El taller se llamaba “Making Space with TRIZ”.
Clara pensó que, por fin, alguien iba a mover las mesas para hacer espacio real.
Tenía razón: lo primero que hicieron fue reacomodar las sillas en círculo. Después, votaron el nombre del subgrupo encargado de documentar el proceso de reacomodo.
La consigna era simple:
“Hagamos una lista de todo lo necesario para lograr el peor resultado posible.”

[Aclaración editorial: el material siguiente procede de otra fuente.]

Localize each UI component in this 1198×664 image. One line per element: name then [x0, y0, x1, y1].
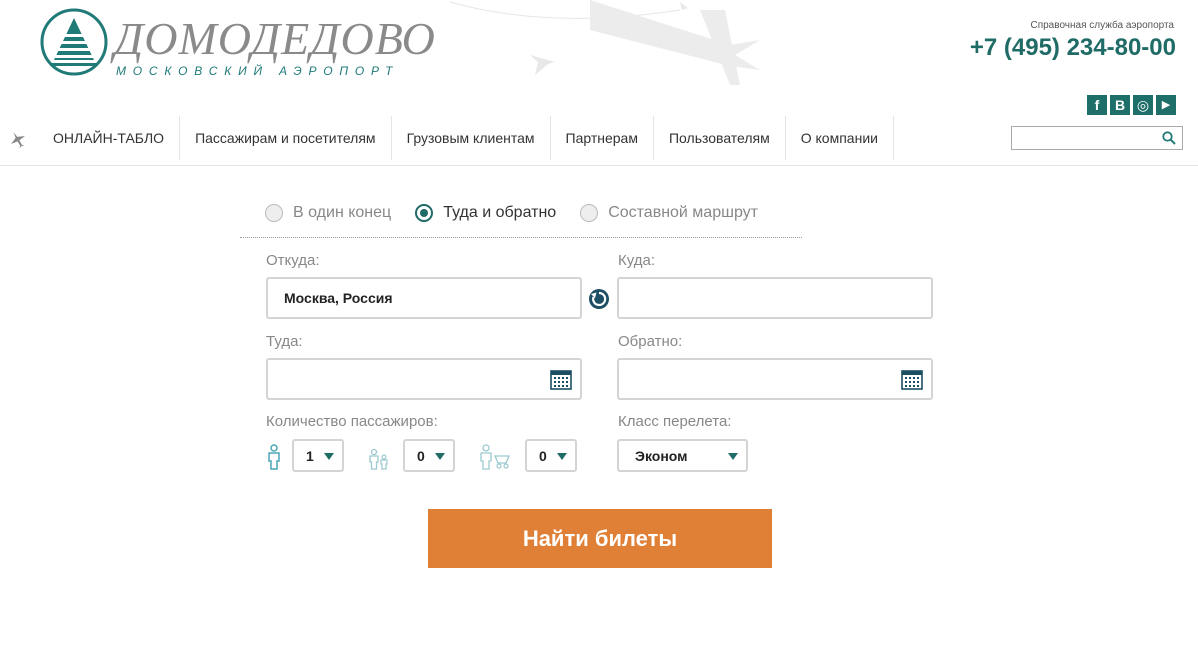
chevron-down-icon: [324, 453, 334, 460]
main-nav: ОНЛАЙН-ТАБЛО Пассажирам и посетителям Гр…: [0, 116, 1198, 166]
nav-item-online-board[interactable]: ОНЛАЙН-ТАБЛО: [38, 116, 181, 160]
from-value: Москва, Россия: [284, 290, 393, 306]
nav-item-users[interactable]: Пользователям: [654, 116, 786, 160]
instagram-icon[interactable]: ◎: [1133, 95, 1153, 115]
social-links: f B ◎ ▶: [1087, 95, 1176, 115]
nav-item-cargo[interactable]: Грузовым клиентам: [392, 116, 551, 160]
adults-select[interactable]: 1: [292, 439, 344, 472]
trip-type-label: Составной маршрут: [608, 204, 758, 221]
radio-round-trip[interactable]: [415, 204, 434, 222]
radio-one-way[interactable]: [265, 204, 283, 222]
facebook-icon[interactable]: f: [1087, 95, 1107, 115]
trip-type-multi-city[interactable]: Составной маршрут: [580, 204, 758, 222]
trip-type-selector: В один конец Туда и обратно Составной ма…: [265, 204, 758, 222]
infant-icon: [480, 444, 510, 470]
infants-value: 0: [539, 448, 547, 464]
class-label: Класс перелета:: [618, 413, 732, 430]
radio-multi-city[interactable]: [580, 204, 599, 222]
domodedovo-logo-icon[interactable]: [40, 8, 108, 76]
help-service-label: Справочная служба аэропорта: [1030, 20, 1174, 31]
vk-icon[interactable]: B: [1110, 95, 1130, 115]
site-search: [1011, 126, 1183, 150]
child-icon: [369, 448, 388, 470]
from-field[interactable]: Москва, Россия: [266, 277, 582, 319]
chevron-down-icon: [728, 453, 738, 460]
calendar-icon[interactable]: [901, 368, 923, 390]
nav-item-partners[interactable]: Партнерам: [551, 116, 654, 160]
nav-item-passengers[interactable]: Пассажирам и посетителям: [180, 116, 392, 160]
passengers-label: Количество пассажиров:: [266, 413, 438, 430]
trip-type-label: Туда и обратно: [443, 204, 557, 221]
depart-date-field[interactable]: [266, 358, 582, 400]
swap-direction-icon[interactable]: [588, 286, 610, 310]
divider: [240, 237, 802, 238]
return-label: Обратно:: [618, 333, 683, 350]
adult-icon: [268, 444, 280, 470]
calendar-icon[interactable]: [550, 368, 572, 390]
youtube-icon[interactable]: ▶: [1156, 95, 1176, 115]
background-planes-icon: [449, 0, 760, 85]
class-value: Эконом: [635, 448, 688, 464]
children-value: 0: [417, 448, 425, 464]
site-header: ДОМОДЕДОВО МОСКОВСКИЙ АЭРОПОРТ Справочна…: [0, 0, 1198, 115]
trip-type-one-way[interactable]: В один конец: [265, 204, 391, 222]
return-date-field[interactable]: [617, 358, 933, 400]
to-label: Куда:: [618, 252, 656, 269]
logo-title[interactable]: ДОМОДЕДОВО: [114, 14, 436, 64]
search-input[interactable]: [1012, 127, 1158, 149]
adults-value: 1: [306, 448, 314, 464]
chevron-down-icon: [435, 453, 445, 460]
to-field[interactable]: [617, 277, 933, 319]
depart-label: Туда:: [266, 333, 303, 350]
trip-type-label: В один конец: [293, 204, 392, 221]
nav-menu: ОНЛАЙН-ТАБЛО Пассажирам и посетителям Гр…: [38, 116, 894, 160]
from-label: Откуда:: [266, 252, 320, 269]
chevron-down-icon: [557, 453, 567, 460]
logo-subtitle: МОСКОВСКИЙ АЭРОПОРТ: [116, 64, 400, 78]
search-icon[interactable]: [1162, 131, 1176, 145]
trip-type-round-trip[interactable]: Туда и обратно: [415, 204, 556, 222]
help-phone-number[interactable]: +7 (495) 234-80-00: [970, 34, 1176, 62]
airplane-icon: [11, 132, 25, 149]
children-select[interactable]: 0: [403, 439, 455, 472]
infants-select[interactable]: 0: [525, 439, 577, 472]
find-tickets-button[interactable]: Найти билеты: [428, 509, 772, 568]
nav-item-about[interactable]: О компании: [786, 116, 894, 160]
class-select[interactable]: Эконом: [617, 439, 748, 472]
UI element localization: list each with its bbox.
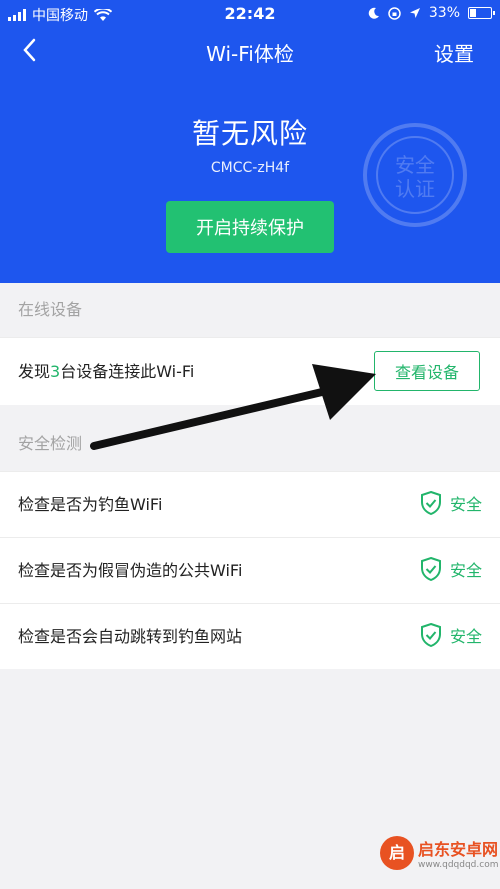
online-devices-header: 在线设备 xyxy=(18,300,83,319)
view-devices-button[interactable]: 查看设备 xyxy=(374,351,480,391)
check-label: 检查是否为钓鱼WiFi xyxy=(18,495,163,514)
status-bar: 中国移动 22:42 33% xyxy=(0,0,500,28)
check-row-fake-public: 检查是否为假冒伪造的公共WiFi 安全 xyxy=(0,537,500,603)
annotation-arrow-icon xyxy=(90,364,376,450)
check-status: 安全 xyxy=(449,561,482,580)
svg-text:认证: 认证 xyxy=(395,177,435,201)
shield-check-icon xyxy=(420,557,441,581)
site-watermark: 启 启东安卓网 www.qdqdqd.com xyxy=(380,820,500,889)
watermark-url: www.qdqdqd.com xyxy=(418,860,499,870)
battery-percent: 33% xyxy=(428,5,460,21)
device-count: 3 xyxy=(50,362,61,381)
security-seal-icon: 安全 认证 xyxy=(363,123,467,227)
watermark-title: 启东安卓网 xyxy=(418,840,499,859)
watermark-logo: 启 xyxy=(380,836,414,870)
moon-icon xyxy=(368,7,379,19)
enable-protection-button[interactable]: 开启持续保护 xyxy=(166,201,334,253)
svg-text:安全: 安全 xyxy=(395,153,435,177)
check-row-redirect: 检查是否会自动跳转到钓鱼网站 安全 xyxy=(0,603,500,669)
settings-link[interactable]: 设置 xyxy=(434,38,474,67)
page-title: Wi-Fi体检 xyxy=(206,42,294,66)
check-status: 安全 xyxy=(449,627,482,646)
check-label: 检查是否为假冒伪造的公共WiFi xyxy=(18,561,243,580)
rotation-lock-icon xyxy=(388,6,401,20)
check-status: 安全 xyxy=(449,495,482,514)
check-label: 检查是否会自动跳转到钓鱼网站 xyxy=(18,627,243,646)
nav-bar: Wi-Fi体检 设置 xyxy=(0,28,500,72)
check-row-phishing: 检查是否为钓鱼WiFi 安全 xyxy=(0,471,500,537)
shield-check-icon xyxy=(420,623,441,647)
battery-icon xyxy=(468,7,495,19)
header-panel: 中国移动 22:42 33% Wi-Fi体检 设置 暂无风险 CMCC-zH4f… xyxy=(0,0,500,283)
location-icon xyxy=(409,8,420,18)
shield-check-icon xyxy=(420,491,441,515)
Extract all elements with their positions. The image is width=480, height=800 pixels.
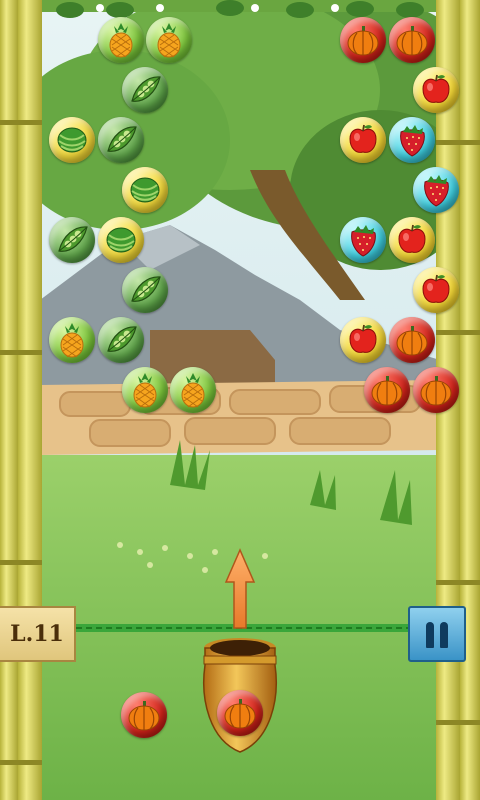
bubble-watermelon — [49, 117, 95, 163]
level-badge: L.11 — [0, 606, 76, 662]
pineapple-icon — [181, 373, 205, 408]
pineapple-icon — [157, 23, 181, 58]
bubble-apple — [388, 217, 435, 263]
pumpkin-icon — [347, 26, 379, 56]
peas-icon — [106, 126, 137, 152]
next-bubble[interactable] — [121, 692, 167, 738]
bubble-pumpkin — [388, 317, 435, 363]
bubble-apple — [412, 67, 459, 113]
bubble-pumpkin — [364, 367, 410, 413]
apple-icon — [421, 74, 450, 103]
bubble-peas — [49, 217, 95, 263]
bubble-peas — [121, 67, 168, 113]
bubble-pineapple — [49, 317, 95, 363]
bubble-apple — [412, 267, 459, 313]
pause-button[interactable] — [408, 606, 466, 662]
level-label: L.11 — [10, 621, 64, 647]
bubble-peas — [97, 317, 144, 363]
watermelon-icon — [130, 177, 159, 203]
bubble-apple — [340, 117, 386, 163]
bubble-strawberry — [412, 167, 459, 213]
strawberry-icon — [423, 175, 449, 207]
bubble-pumpkin — [412, 367, 459, 413]
cannon-loaded-bubble — [217, 690, 263, 736]
bubble-watermelon — [121, 167, 168, 213]
strawberry-icon — [399, 125, 425, 157]
bubble-watermelon — [97, 217, 144, 263]
pineapple-icon — [109, 23, 132, 58]
pumpkin-icon — [396, 26, 427, 56]
peas-icon — [106, 326, 137, 352]
bubble-pineapple — [146, 17, 192, 63]
bubble-peas — [97, 117, 144, 163]
pause-icon-bar — [440, 622, 448, 648]
bamboo-frame-left — [0, 0, 42, 800]
bubble-strawberry — [388, 117, 435, 163]
apple-icon — [349, 124, 377, 153]
pumpkin-icon — [371, 376, 403, 406]
bubble-pumpkin — [340, 17, 386, 63]
bubble-strawberry — [340, 217, 386, 263]
watermelon-icon — [106, 227, 135, 253]
peas-icon — [58, 226, 88, 252]
strawberry-icon — [351, 225, 376, 257]
pause-icon — [426, 622, 434, 648]
bubble-peas — [121, 267, 168, 313]
watermelon-icon — [57, 127, 87, 153]
pumpkin-icon — [128, 701, 160, 731]
pineapple-icon — [133, 373, 156, 408]
pineapple-icon — [60, 323, 84, 358]
bubble-pineapple — [97, 17, 144, 63]
pumpkin-icon — [224, 699, 256, 729]
pumpkin-icon — [396, 326, 427, 356]
peas-icon — [130, 276, 161, 302]
peas-icon — [130, 76, 161, 102]
apple-icon — [421, 274, 450, 303]
bubble-apple — [340, 317, 386, 363]
apple-icon — [349, 324, 377, 353]
apple-icon — [397, 224, 426, 253]
bubble-pineapple — [170, 367, 216, 413]
bubble-pineapple — [121, 367, 168, 413]
pumpkin-icon — [420, 376, 451, 406]
bubble-pumpkin — [388, 17, 435, 63]
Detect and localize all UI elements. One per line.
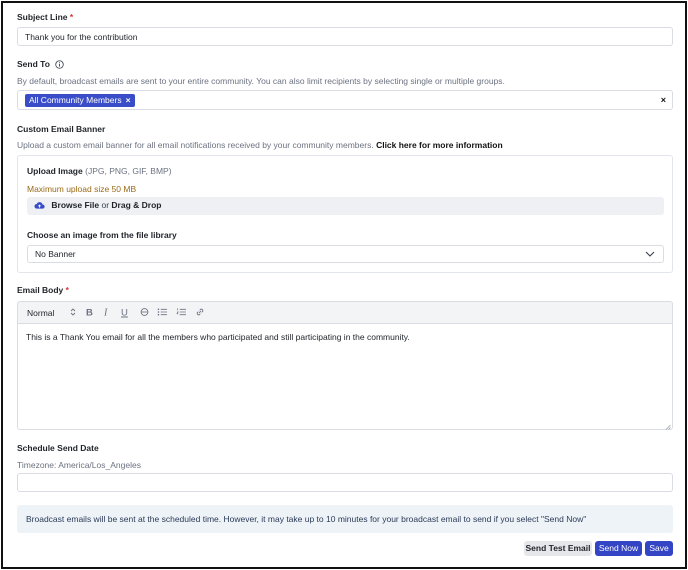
drag-drop-text: Drag & Drop [111, 200, 162, 210]
chevron-down-icon [645, 249, 655, 259]
more-info-link[interactable]: Click here for more information [376, 140, 503, 150]
file-library-value: No Banner [35, 249, 76, 259]
browse-file-link[interactable]: Browse File [51, 200, 99, 210]
custom-banner-label: Custom Email Banner [17, 124, 106, 134]
send-to-select[interactable]: All Community Members × × [17, 90, 673, 110]
link-icon[interactable] [195, 307, 205, 319]
bold-icon[interactable]: B [86, 307, 93, 318]
file-library-select[interactable]: No Banner [27, 245, 664, 263]
upload-image-label: Upload Image [27, 166, 83, 176]
email-body-label: Email Body [17, 285, 64, 295]
upload-or-text: or [101, 200, 110, 210]
schedule-date-input[interactable] [17, 473, 673, 492]
chip-remove-icon[interactable]: × [126, 95, 131, 105]
custom-banner-help: Upload a custom email banner for all ema… [17, 140, 503, 150]
upload-image-heading: Upload Image (JPG, PNG, GIF, BMP) [27, 166, 172, 176]
email-body-editor[interactable]: This is a Thank You email for all the me… [17, 323, 673, 430]
send-test-email-button[interactable]: Send Test Email [524, 541, 592, 556]
format-select[interactable]: Normal [27, 308, 54, 318]
timezone-text: Timezone: America/Los_Angeles [17, 460, 141, 470]
subject-line-value: Thank you for the contribution [25, 31, 138, 42]
email-body-text: This is a Thank You email for all the me… [26, 332, 410, 342]
upload-dropzone[interactable]: Browse File or Drag & Drop [27, 197, 664, 215]
underline-icon[interactable]: U [121, 307, 128, 318]
save-button[interactable]: Save [645, 541, 673, 556]
schedule-send-date-label: Schedule Send Date [17, 443, 99, 453]
strikethrough-icon[interactable] [140, 307, 149, 318]
subject-line-label: Subject Line [17, 12, 68, 22]
email-body-heading: Email Body * [17, 285, 69, 295]
send-now-button[interactable]: Send Now [595, 541, 642, 556]
resize-handle-icon[interactable] [665, 422, 671, 430]
numbered-list-icon[interactable] [176, 307, 187, 318]
recipient-chip-label: All Community Members [29, 95, 122, 105]
subject-line-input[interactable]: Thank you for the contribution [17, 27, 673, 46]
format-updown-icon[interactable] [70, 307, 76, 318]
cloud-upload-icon [34, 201, 45, 212]
upload-dropzone-content: Browse File or Drag & Drop [34, 200, 161, 212]
italic-icon[interactable]: I [104, 307, 107, 318]
editor-toolbar: Normal B I U [17, 301, 673, 323]
send-to-heading: Send To [17, 59, 64, 71]
broadcast-notice: Broadcast emails will be sent at the sch… [17, 505, 673, 533]
broadcast-email-form: Subject Line * Thank you for the contrib… [1, 1, 687, 569]
upload-formats: (JPG, PNG, GIF, BMP) [85, 166, 172, 176]
banner-upload-panel: Upload Image (JPG, PNG, GIF, BMP) Maximu… [17, 155, 673, 273]
custom-banner-help-text: Upload a custom email banner for all ema… [17, 140, 374, 150]
clear-recipients-icon[interactable]: × [661, 95, 666, 105]
send-to-label: Send To [17, 59, 50, 69]
required-mark: * [65, 285, 69, 295]
file-library-label: Choose an image from the file library [27, 230, 177, 240]
required-mark: * [69, 12, 74, 22]
bullet-list-icon[interactable] [157, 307, 168, 318]
format-select-value: Normal [27, 307, 55, 318]
subject-line-heading: Subject Line * [17, 12, 73, 22]
recipient-chip[interactable]: All Community Members × [25, 94, 135, 107]
send-to-help: By default, broadcast emails are sent to… [17, 76, 505, 86]
max-upload-size: Maximum upload size 50 MB [27, 184, 137, 194]
broadcast-notice-text: Broadcast emails will be sent at the sch… [26, 514, 587, 524]
info-circle-icon[interactable] [55, 60, 64, 71]
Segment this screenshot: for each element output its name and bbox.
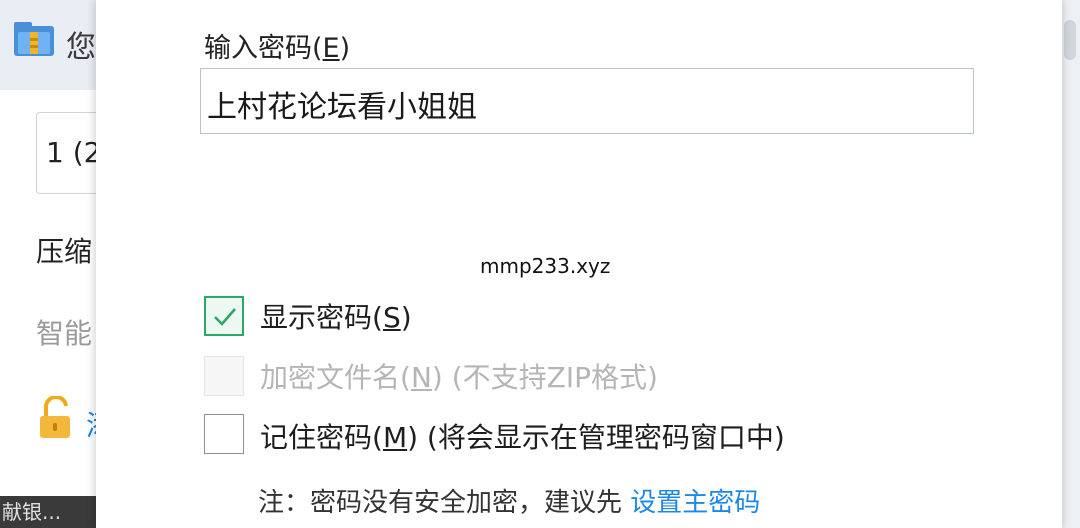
- encrypt-filenames-label-note: ) (不支持ZIP格式): [431, 361, 658, 394]
- background-compress-label: 压缩: [36, 235, 93, 268]
- remember-password-label-text: 记住密码(: [260, 421, 383, 454]
- unlock-icon: [40, 396, 70, 438]
- show-password-hotkey: S: [382, 301, 401, 334]
- enter-password-label: 输入密码(E): [204, 26, 350, 65]
- watermark-text: mmp233.xyz: [480, 254, 611, 278]
- password-input[interactable]: [200, 68, 974, 134]
- background-path-text: 1 (2: [46, 136, 98, 169]
- background-window-title: 您: [66, 30, 96, 65]
- encrypt-filenames-label-text: 加密文件名(: [260, 361, 411, 394]
- remember-password-label-note: ) (将会显示在管理密码窗口中): [407, 421, 785, 454]
- background-scrollbar[interactable]: [1060, 0, 1080, 528]
- show-password-label[interactable]: 显示密码(S): [260, 296, 412, 336]
- encrypt-filenames-hotkey: N: [410, 361, 432, 394]
- show-password-checkbox[interactable]: [204, 296, 244, 336]
- background-smart-label: 智能: [36, 317, 93, 350]
- enter-password-label-close: ): [339, 33, 351, 64]
- checkmark-icon: [214, 308, 236, 326]
- remember-password-hotkey: M: [382, 421, 408, 454]
- security-note-text: 注：密码没有安全加密，建议先: [258, 488, 631, 518]
- background-scrollbar-thumb[interactable]: [1064, 20, 1076, 60]
- enter-password-label-text: 输入密码(: [204, 33, 323, 64]
- encrypt-filenames-label: 加密文件名(N) (不支持ZIP格式): [260, 356, 658, 396]
- security-note: 注：密码没有安全加密，建议先 设置主密码: [258, 482, 760, 519]
- set-master-password-link[interactable]: 设置主密码: [630, 488, 760, 518]
- encrypt-filenames-checkbox: [204, 356, 244, 396]
- background-status-bar: 献银...: [0, 496, 96, 528]
- remember-password-label[interactable]: 记住密码(M) (将会显示在管理密码窗口中): [260, 416, 785, 456]
- show-password-label-close: ): [400, 301, 412, 334]
- remember-password-checkbox[interactable]: [204, 414, 244, 454]
- show-password-label-text: 显示密码(: [260, 301, 383, 334]
- archive-folder-icon: [14, 22, 54, 56]
- enter-password-hotkey: E: [322, 33, 340, 64]
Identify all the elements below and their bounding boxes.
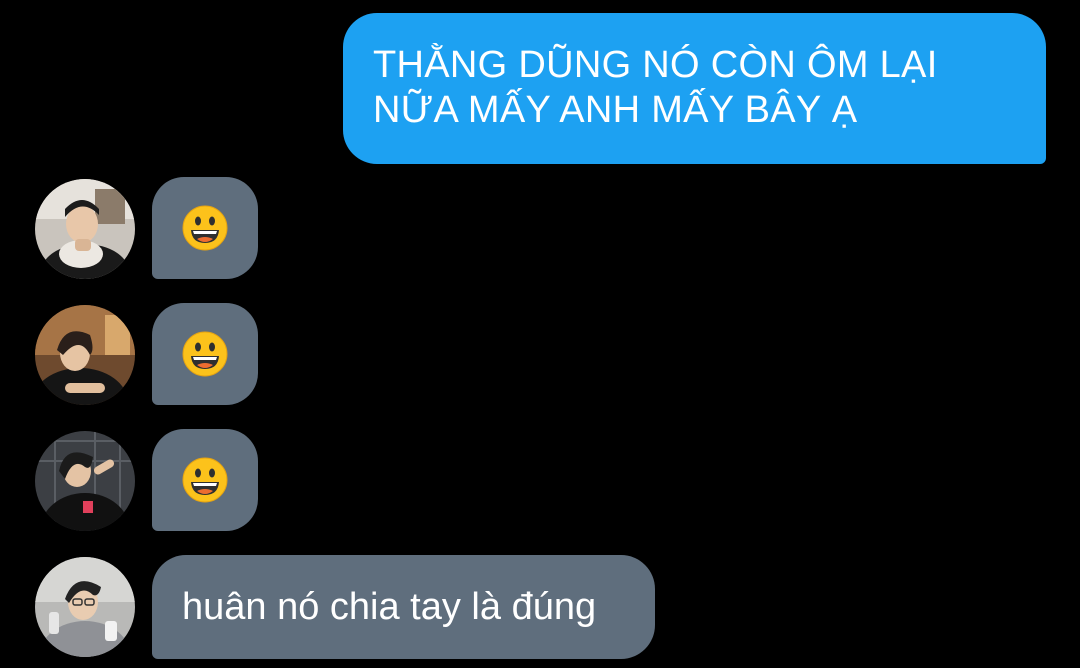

Risas, marcadores, papelógrafos.
Un técnico propuso: “Duplicar los informes, triplicar las reuniones y enviar correos sin asunto.”
Aplausos.
Alguien anotó: “Asegurarse de que nadie lea las actas, pero que todos las firmen.”
Ovación.
TRIZ, decía el facilitador, era destrucción creativa.
Clara lo entendió enseguida: estaban destruyendo la creatividad con método.
En el segundo paso, debían identificar qué de esa lista ya estaban haciendo.
Silencio.
Hasta que una administradora levantó la mano y dijo con ternura:
—Todo.
Y se rieron tanto que la pausa café se extendió dos horas.
Luego crearon un comité para sistematizar los resultados del humor emergente.
El facilitador, entusiasmado, habló de “liberar estructuras”.
Pero cada liberación venía con un formato en Excel.
Se habló de “hacer espacio para la innovación” y, efectivamente, movieron los archivadores al pasillo.
Ahora no se podía pasar, pero el ambiente se sentía “más dinámico”.
La Ley de Parkinson se paseaba por la sala con su sonrisa burocrática:
cada tarea se expandía hasta ocupar todo el aire acondicionado.
El acta del TRIZ terminó teniendo treinta y siete páginas y un anexo fotográfico de las risas.
Clara escribió:
Hemos alcanzado el peor resultado imaginable, y con indicadores verificables.
El tercer paso consistía en decidir qué dejar de hacer.
El grupo votó por “dejar de dejar de hacer”.
El facilitador, sin captar la ironía, aplaudió la “doble negación propositiva”.
Se hizo un mural con la frase.
Clara observó los post-its, las dinámicas, el entusiasmo de los presentes.
Era un carnaval de eficiencia invertida.
Pensó que quizá la innovación no necesitaba espacio, sino silencio.
Pero ya había un grupo trabajando en “Silencio Participativo: Guía para un Proceso Más Inclusivo”.
Al final, pidieron conclusiones.
Clara entregó una hoja en blanco.
El coordinador la miró, perplejo.
—¿Y esto?
—Versión mínima viable del aprendizaje —respondió.
Hubo un segundo de incomodidad, luego una lluvia de aplausos.
El documento fue nominado a “Buena Práctica en Síntesis Conceptual.”
De regreso a su escritorio, Clara pensó que tal vez el problema no era la ineficiencia,
sino que el sistema, como un animal antiguo, sólo sabía reproducirse a sí mismo.
Abrió un nuevo archivo y lo tituló:
“Manual para No Hacer Nada (edición piloto).”
Y por primera vez en años, no lo guardó.